Covid didn’t particularly change up the routine too much. I could get up later, we moved playing cards to the online app for a while (but it just wasn’t the same, so we stopped) and I still kept my working routine the same. Though the days felt longer since there wasn’t much social interaction outside of meetings.
What key things have you learned during your internship?
I think my biggest take away from the internship was the importance of good-quality code and optimising as much as possible. I had tried my best to do this in college anyway, but working on repositories with as many people as I was, it was important to keep the code as clean as possible and have it function as well as possible.
Of course, I learned more advanced coding techniques. But I don’t think I would have developed an eye for quality code unless I worked with a team that prioritised it as much as mine did.

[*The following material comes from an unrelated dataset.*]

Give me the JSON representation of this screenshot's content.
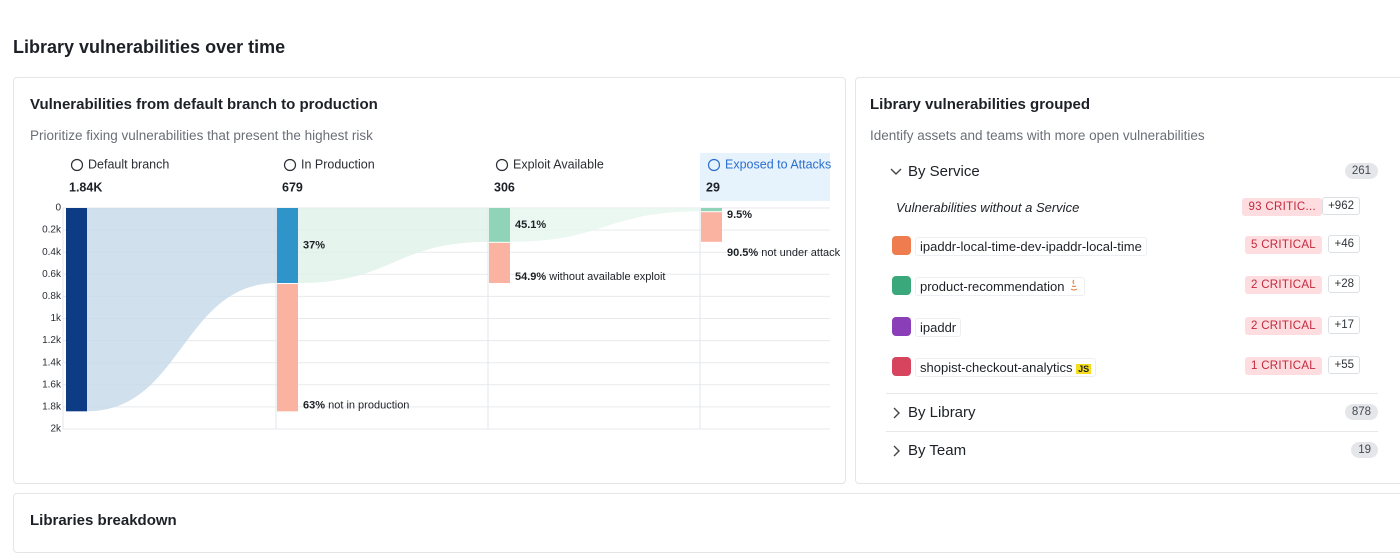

Covid, of course, impacted my internship as well. After two or three months of working in the office, I was sent to work from home. Silver linings though, because any soft skill that I had been developing in the office was amplified when I started working from home.
Communication was three times as important since everyone was in their own different routine. Some would be stuck in their work and not notice your notification, some were in meetings you didn’t know about and so on.

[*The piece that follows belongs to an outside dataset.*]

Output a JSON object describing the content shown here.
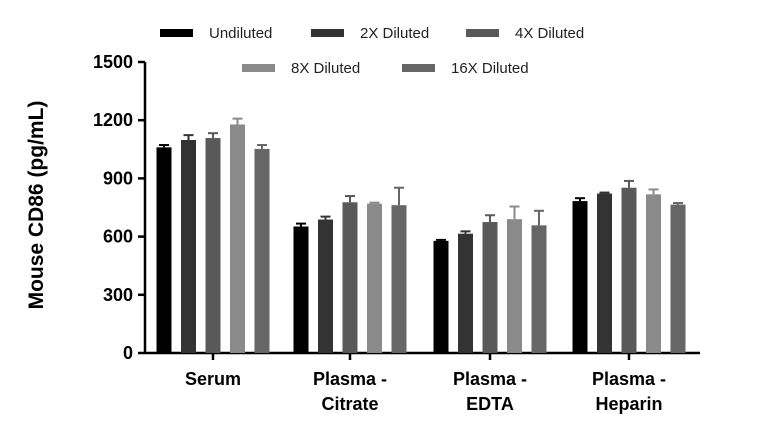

Self-motivation was a big thing as well. The office is a place made for working, so you get in the swing of it faster. My bedroom though? Made for sleeping. The office vibe was not there to bounce off, so I had to find my own ways of motivating myself.
Has your internship made you feel as though you’re on the right career path?
I won’t lie, after the work-from-home order, I was overwhelmed for some time and questioned if I wanted this for my career path. The balance of work and life was heavily skewed and I felt as if I was just constantly working and nothing else. Though I don’t think that was any issue with actually working, but one of the world’s events.
Covid-living became the new normal, and thus I fell into my routine easier. I began to really like working from home too. Regardless of the crazy year, I feel comfortable with software engineering as my career.
Do you feel more prepared for working life following your internship?
Yes, I think I got a very unique experience from my internship. Office culture, I believe, is changing. Working from home will become more of a norm than it was. I got to directly experience the shift and am more prepared for it, I think, as well as everything that goes along with it.
Also, getting practical experience has made me feel more like a developer rather than just a student. It’s given me the confidence that my skills are more than enough to get me through and even if I’m lacking in any given area, I know I can figure a lot out myself. And I know I can rely on others to help as well.
Why should someone take up an internship at Verizon Media?
Verizon Media staff, not just fellow developers, are so kind and helpful. You’ll not struggle to get the help you need and you will learn a lot from everybody. I’ve had times when I’d reach out to ask a question, unknowing that they were preoccupied, only for them to arrange help from somebody else for me.
Everybody that I talked to was more than willing to share what they knew, even if they said it wasn’t a lot (even though it usually was). The practical knowledge is just a small aspect of what you learn here. I would more than recommend it to anybody.